Joanna bajó los ojos al diario y leyó: «Betty Friedan, autora de La mística femenina, dirigió la palabra a las socias del «Club de Mujeres» de Stepford, el jueves por la noche, en casa de Mrs. Herbert Sundersen, presidenta de la institución. Más de cincuenta mujeres aplaudieron a Mrs. Friedan cuando se refirió a las injusticias y frustraciones a que está sometida la mujer casada en nuestros tiempos…» Alzó los ojos.

—¿Puedo seguir un rato yo? —pidió Pete.

Walter le tendió el martillo y preguntó a Joanna:

—¿Cuándo fue eso?

Ella miró el diario:

—No lo dice. Es la mitad inferior. Hay una foto de la comisión directiva: «Mrs. Steven Margolies, Mrs. Dale Coba, la escritora Betty Friedan, Mrs. Herbert Sundersen, Mrs. Frank Roddenberry y Mrs. Duane T. Anderson.»
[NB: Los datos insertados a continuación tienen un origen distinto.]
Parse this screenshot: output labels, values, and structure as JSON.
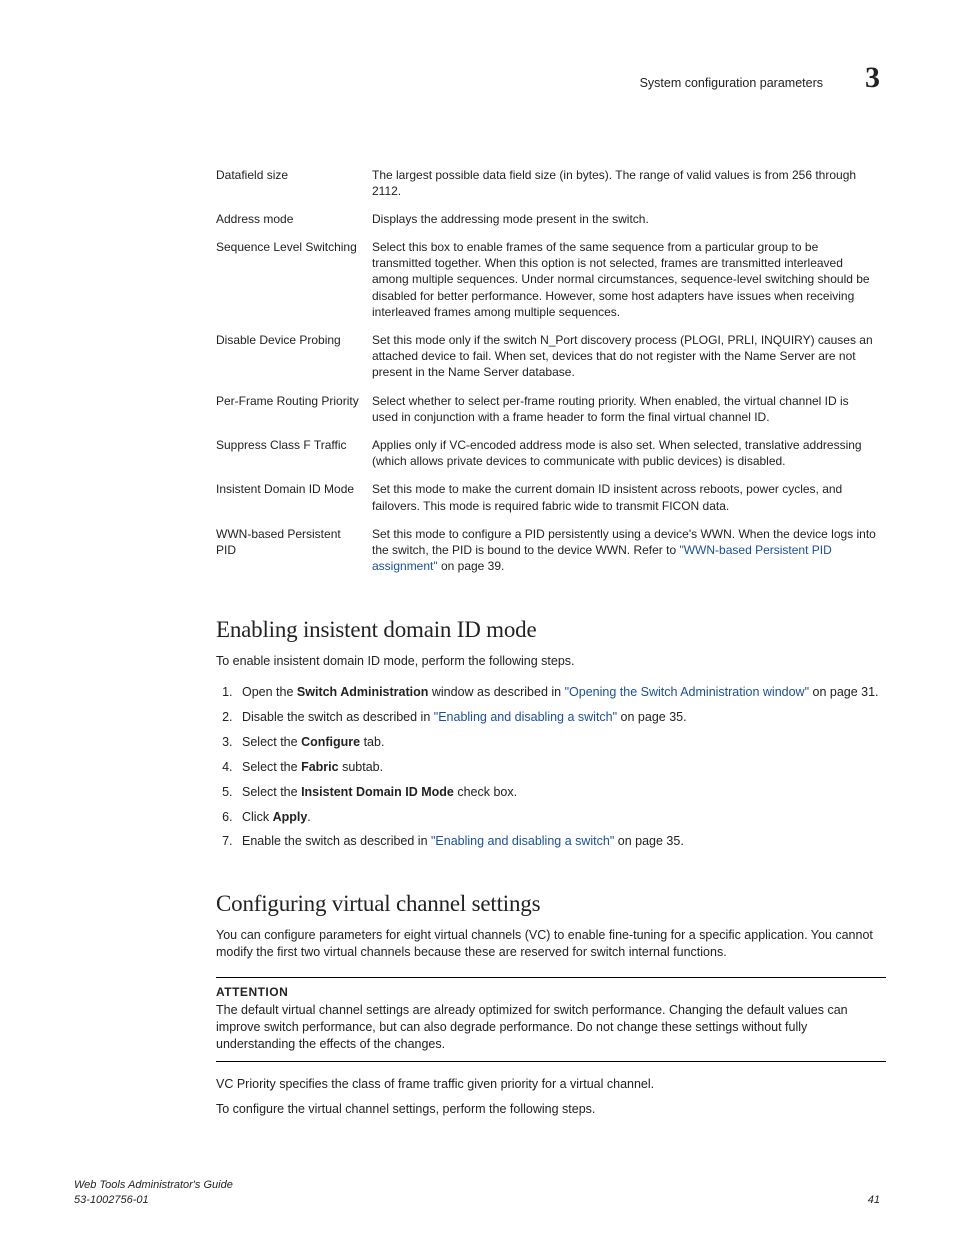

Le tendió la media hoja abierta, y él se acercó y tomó un lado.

—Si esto no es el colmo de lo absurdo… —comentó, observando la fotografía y el artículo.

—Yo hablé con Kit Sundersen, y no me dijo una palabra al respecto. Solamente que no tenía tiempo para una reunión. Como todas las demás.

—Debió ser hace seis o siete años —aventuró Walter, palpando los bordes del papel amarillento.

—O más. La mística apareció cuando yo trabajaba todavía. Andreas me dio el ejemplar que había usado para la reseña. ¿Te acuerdas?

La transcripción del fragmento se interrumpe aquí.